The nuvi 1390T is also another Garmin sat-nav which supports cityXplorer maps when in pedestrian mode. These include more details about pathways only available to those on foot, allowing the calculation of more direct routes. But they also take into account public transport. So, for example, if you’re on the outskirts of a city looking to head into town towards a sightseeing location, the cityXplorer mode will navigate you on foot to the nearest public transport, tell you which train lines or bus to take, then lead you on foot to your destination at the other end. It’s an effective system, but the maps don’t come as standard. Instead, you will need to download the individual data for the cities in which you want to travel, and it’s not cheap. London, for example, will set you back £10.99.
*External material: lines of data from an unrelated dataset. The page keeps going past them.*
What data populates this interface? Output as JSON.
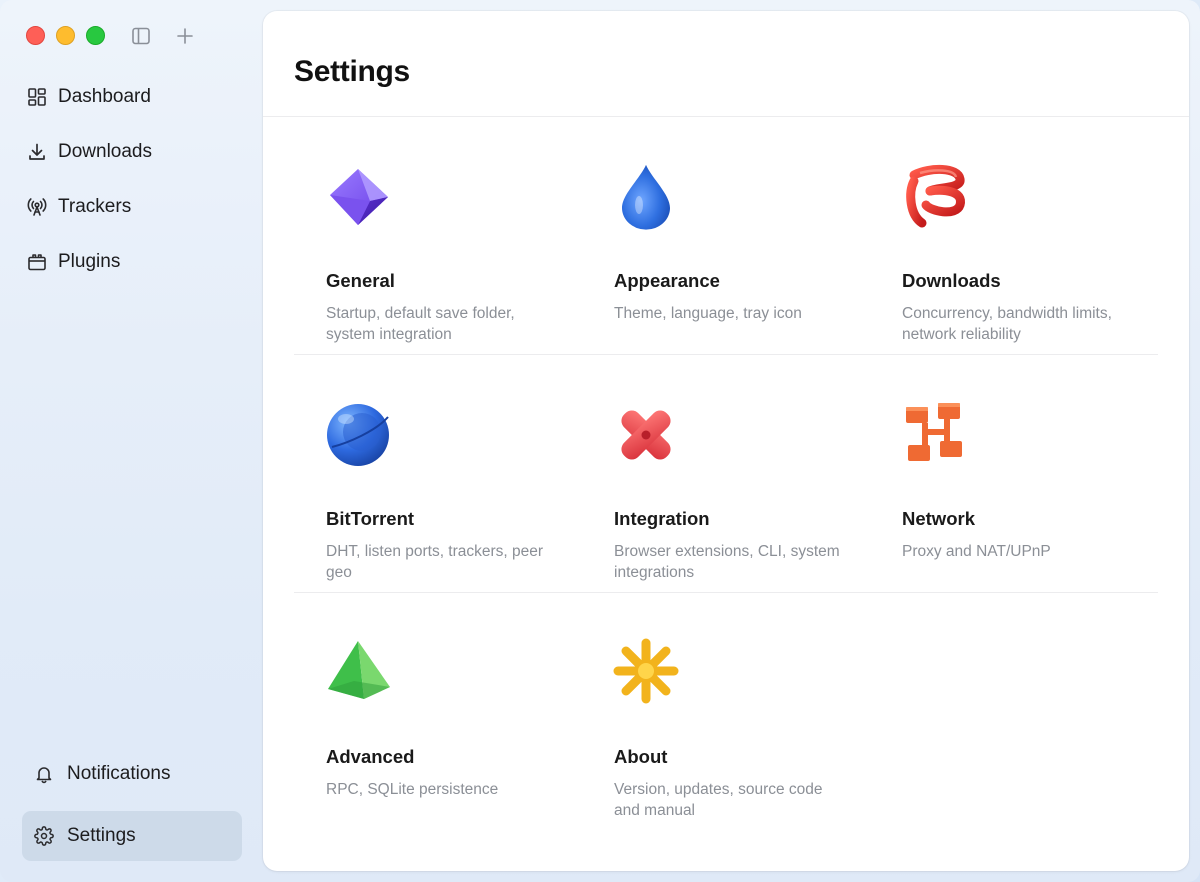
{
  "window": {
    "traffic_lights": [
      "close",
      "minimize",
      "maximize"
    ],
    "toolbar_icons": [
      "sidebar-toggle-icon",
      "plus-icon"
    ]
  },
  "sidebar": {
    "items": [
      {
        "label": "Dashboard",
        "icon": "dashboard-grid-icon"
      },
      {
        "label": "Downloads",
        "icon": "download-icon"
      },
      {
        "label": "Trackers",
        "icon": "antenna-icon"
      },
      {
        "label": "Plugins",
        "icon": "plugin-box-icon"
      }
    ],
    "bottom_items": [
      {
        "label": "Notifications",
        "icon": "bell-icon"
      },
      {
        "label": "Settings",
        "icon": "gear-icon",
        "active": true
      }
    ]
  },
  "main": {
    "title": "Settings",
    "sections": [
      {
        "title": "General",
        "desc": "Startup, default save folder, system integration",
        "icon": "purple-octahedron-icon"
      },
      {
        "title": "Appearance",
        "desc": "Theme, language, tray icon",
        "icon": "blue-drop-icon"
      },
      {
        "title": "Downloads",
        "desc": "Concurrency, bandwidth limits, network reliability",
        "icon": "red-spiral-icon"
      },
      {
        "title": "BitTorrent",
        "desc": "DHT, listen ports, trackers, peer geo",
        "icon": "blue-sphere-icon"
      },
      {
        "title": "Integration",
        "desc": "Browser extensions, CLI, system integrations",
        "icon": "red-cross-icon"
      },
      {
        "title": "Network",
        "desc": "Proxy and NAT/UPnP",
        "icon": "orange-network-icon"
      },
      {
        "title": "Advanced",
        "desc": "RPC, SQLite persistence",
        "icon": "green-pyramid-icon"
      },
      {
        "title": "About",
        "desc": "Version, updates, source code and manual",
        "icon": "yellow-star-icon"
      }
    ]
  },
  "colors": {
    "close": "#fe5f57",
    "minimize": "#febc2e",
    "maximize": "#28c840",
    "muted_text": "#8b8f96",
    "active_nav": "#c8d5e4"
  }
}
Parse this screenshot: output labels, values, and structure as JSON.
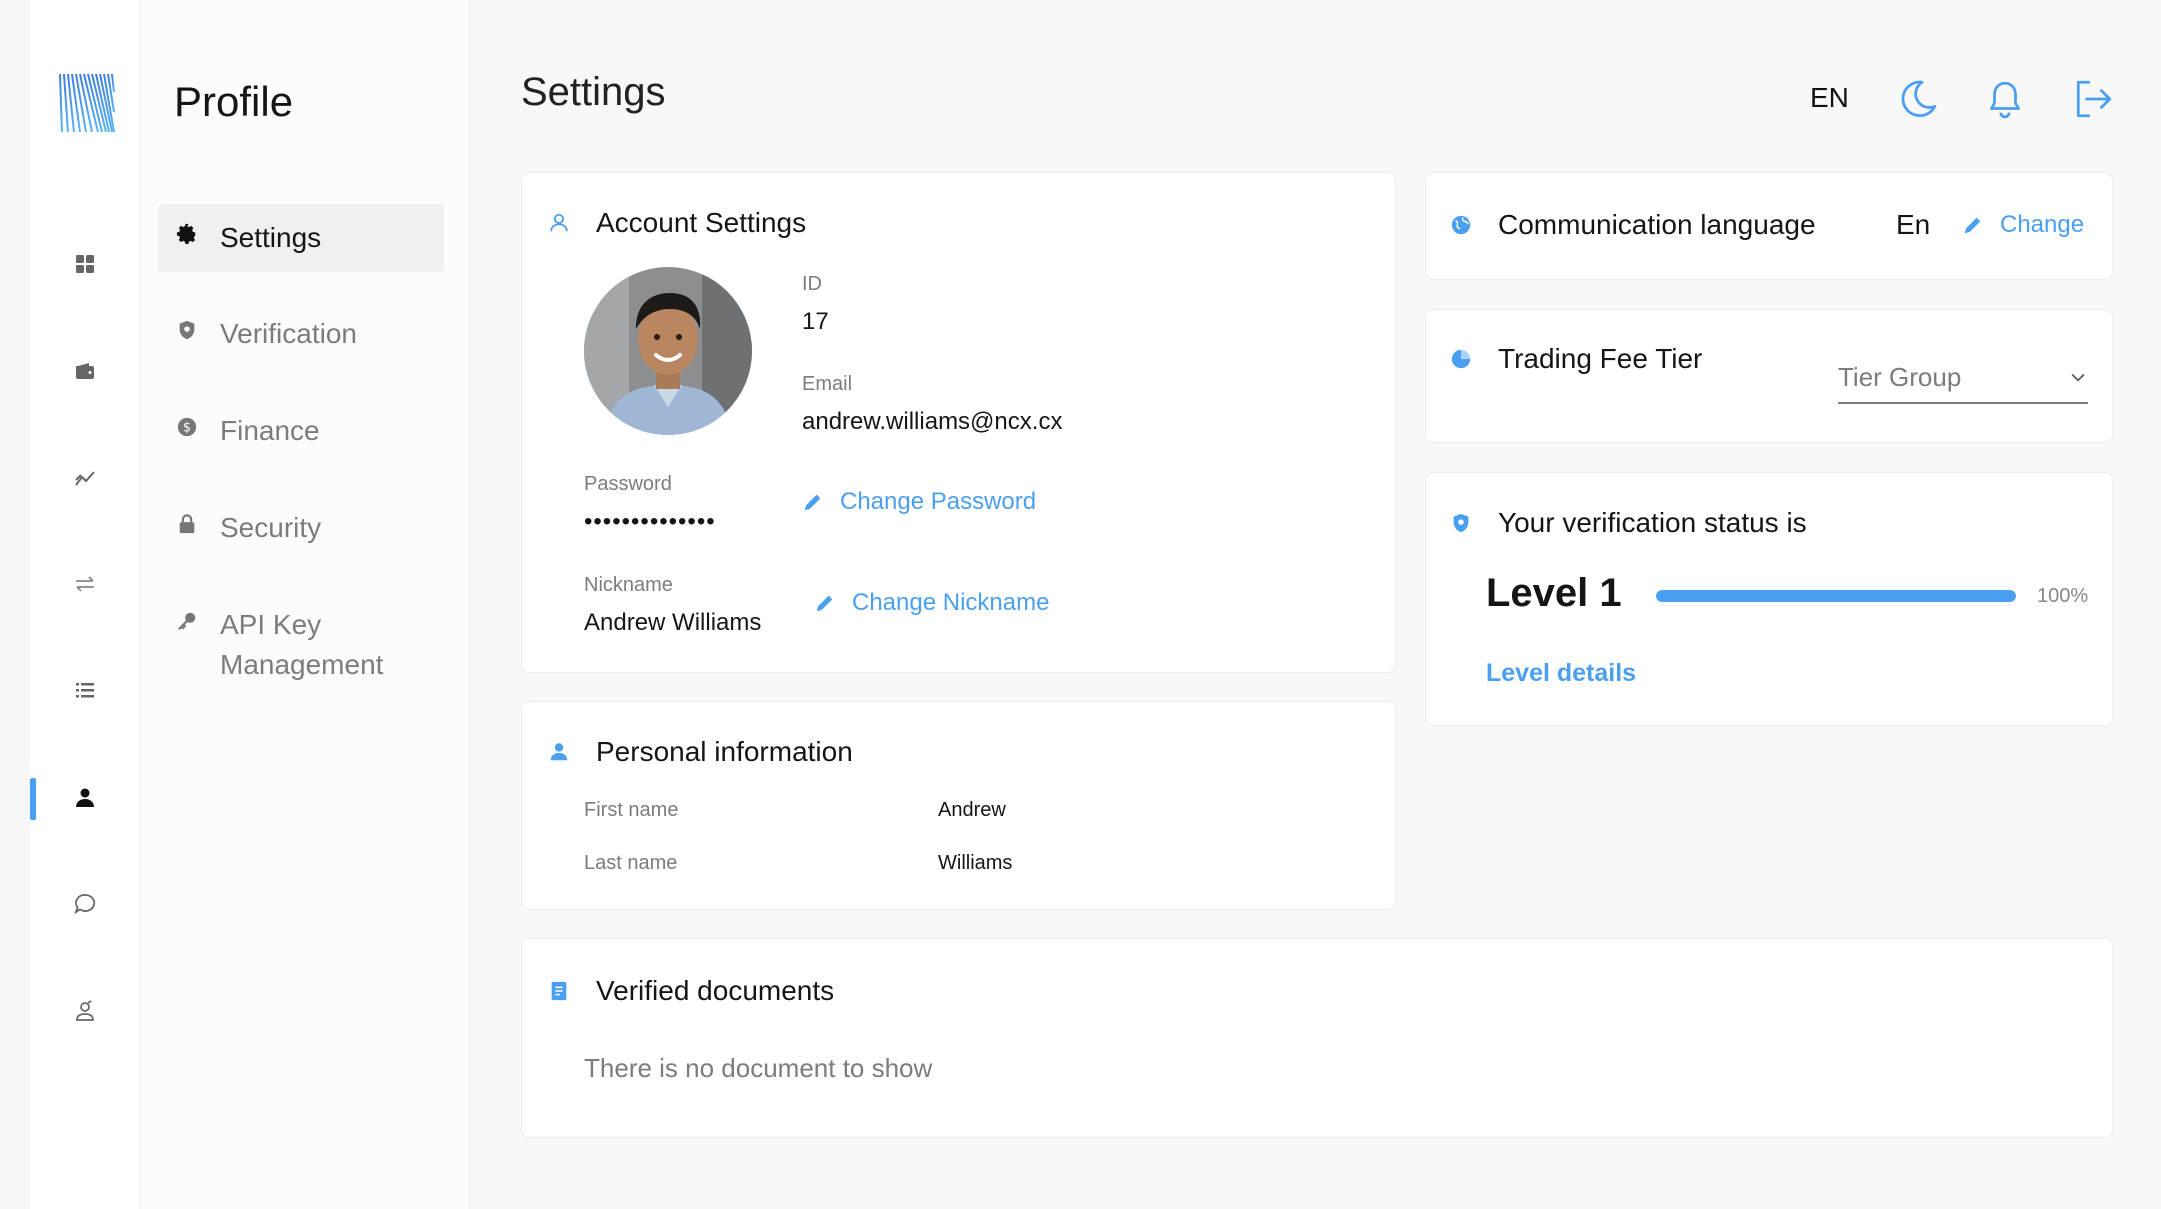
{
  "app": {
    "section_title": "Profile",
    "page_title": "Settings",
    "brand_color": "#4a9ff0"
  },
  "rail": {
    "items": [
      {
        "icon": "dashboard-grid-icon"
      },
      {
        "icon": "wallet-icon"
      },
      {
        "icon": "chart-trend-icon"
      },
      {
        "icon": "swap-arrows-icon"
      },
      {
        "icon": "list-icon"
      },
      {
        "icon": "user-icon",
        "active": true
      },
      {
        "icon": "chat-bubble-icon"
      },
      {
        "icon": "referral-users-icon"
      }
    ]
  },
  "sidebar": {
    "items": [
      {
        "label": "Settings",
        "icon": "gear-icon",
        "active": true
      },
      {
        "label": "Verification",
        "icon": "shield-icon"
      },
      {
        "label": "Finance",
        "icon": "dollar-coin-icon"
      },
      {
        "label": "Security",
        "icon": "lock-icon"
      },
      {
        "label": "API Key Management",
        "icon": "key-icon"
      }
    ]
  },
  "header": {
    "language": "EN",
    "icons": [
      "moon-icon",
      "bell-icon",
      "logout-icon"
    ]
  },
  "account": {
    "title": "Account Settings",
    "id_label": "ID",
    "id_value": "17",
    "email_label": "Email",
    "email_value": "andrew.williams@ncx.cx",
    "password_label": "Password",
    "password_value": "••••••••••••••",
    "change_password": "Change Password",
    "nickname_label": "Nickname",
    "nickname_value": "Andrew Williams",
    "change_nickname": "Change Nickname"
  },
  "personal": {
    "title": "Personal information",
    "first_name_label": "First name",
    "first_name_value": "Andrew",
    "last_name_label": "Last name",
    "last_name_value": "Williams"
  },
  "documents": {
    "title": "Verified documents",
    "empty_text": "There is no document to show"
  },
  "communication": {
    "title": "Communication language",
    "value": "En",
    "change_label": "Change"
  },
  "fee_tier": {
    "title": "Trading Fee Tier",
    "selected": "Tier Group"
  },
  "verification": {
    "title": "Your verification status is",
    "level": "Level 1",
    "progress_label": "100%",
    "progress": 1.0,
    "details_link": "Level details"
  }
}
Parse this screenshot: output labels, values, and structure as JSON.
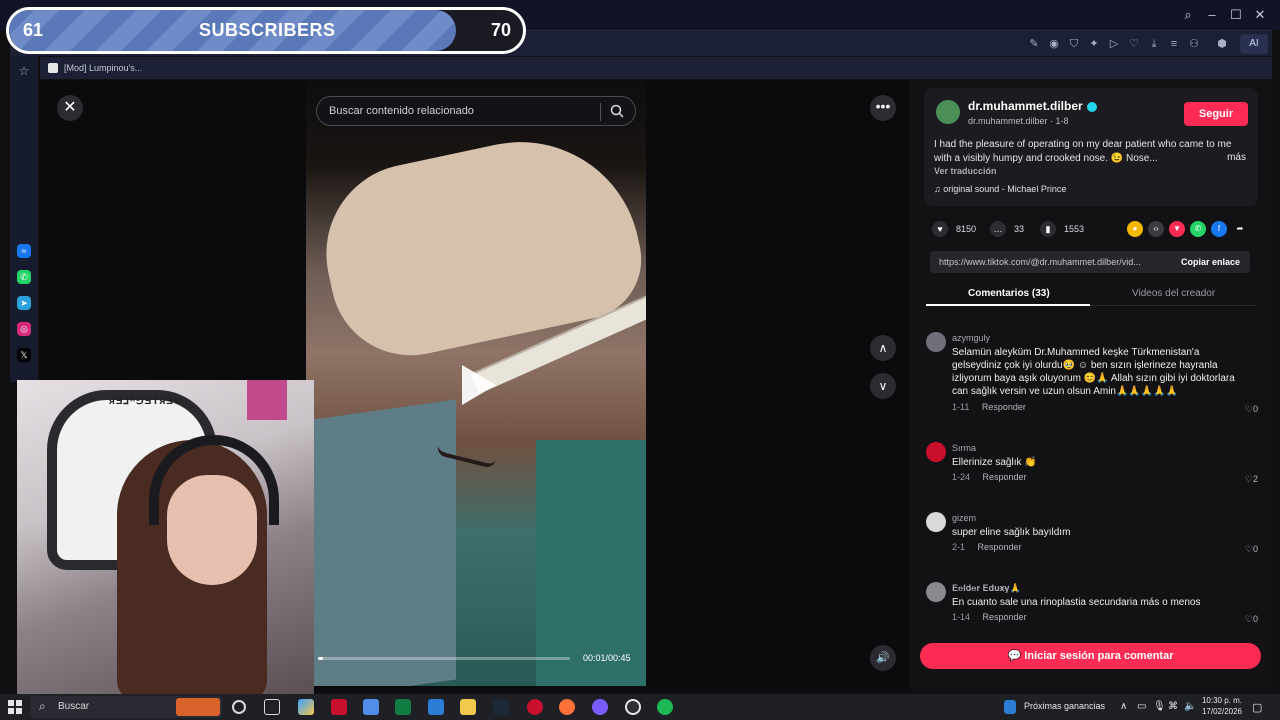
{
  "browser": {
    "tab_title": "[Mod] Lumpinou's...",
    "ai_button": "AI"
  },
  "overlay": {
    "sub_start": "61",
    "sub_label": "SUBSCRIBERS",
    "sub_end": "70",
    "progress_fraction": 0.87
  },
  "video": {
    "search_placeholder": "Buscar contenido relacionado",
    "timecode": "00:01/00:45",
    "progress_fraction": 0.02
  },
  "webcam": {
    "chair_text": "ᴙƎ⅃ᴬ⅁ƎTᴙƎV"
  },
  "post": {
    "author_name": "dr.muhammet.dilber",
    "author_sub": "dr.muhammet.dilber · 1-8",
    "follow_label": "Seguir",
    "caption": "I had the pleasure of operating on my dear patient who came to me with a visibly humpy and crooked nose. 😉 Nose...",
    "more_label": "más",
    "translate_label": "Ver traducción",
    "sound": "original sound - Michael Prince",
    "likes": "8150",
    "comments_count": "33",
    "saves": "1553",
    "link_url": "https://www.tiktok.com/@dr.muhammet.dilber/vid...",
    "copy_label": "Copiar enlace"
  },
  "tabs": {
    "comments": "Comentarios (33)",
    "creator_videos": "Videos del creador"
  },
  "comments": [
    {
      "user": "azymguly",
      "text": "Selamün aleyküm Dr.Muhammed keşke Türkmenistan'a gelseydiniz çok iyi olurdu🥹 ☺ ben sızın işlerineze hayranla izliyorum baya aşık oluyorum 😊🙏 Allah sızın gibi iyi doktorlara can sağlık versin ve uzun olsun Amin🙏🙏🙏🙏🙏",
      "date": "1-11",
      "reply": "Responder",
      "likes": "0"
    },
    {
      "user": "Sırma",
      "text": "Ellerinize sağlık 👏",
      "date": "1-24",
      "reply": "Responder",
      "likes": "2"
    },
    {
      "user": "gizem",
      "text": "super eline sağlık bayıldım",
      "date": "2-1",
      "reply": "Responder",
      "likes": "0"
    },
    {
      "user": "𝐄𝐞𝐥𝐝𝐞𝐫 𝐄𝐝𝐮𝐱̶𝐲̶🙏",
      "text": "En cuanto sale una rinoplastia secundaria más o menos",
      "date": "1-14",
      "reply": "Responder",
      "likes": "0"
    }
  ],
  "login_label": "Iniciar sesión para comentar",
  "taskbar": {
    "search_label": "Buscar",
    "earnings_label": "Próximas ganancias",
    "time": "10:30 p. m.",
    "date": "17/02/2026"
  },
  "colors": {
    "accent": "#fe2c55",
    "panel_bg": "#121214",
    "chrome_bg": "#1b2034"
  }
}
Aside from the usual walking and bicycle options, the 1390T’s Automobile mode includes Garmin’s EcoRoute system. You specify the type and current price per litre of the fuel your vehicle uses, and the car’s usage specifications for urban and extra-urban driving. You can then choose a Less Fuel route preference, as well as Faster Time, Shorter Distance, or Off Road options. Reports are available for your journey estimating the amount and cost of fuel used, average fuel economy, and carbon footprint. There’s even a Driving Challenge facility, which sets you the task of using as little fuel as possible when driving. A score out of 100 is shown in the sat-nav map screen, based on how well you are maintaining a constant speed, or accelerating and decelerating as smoothly as possible.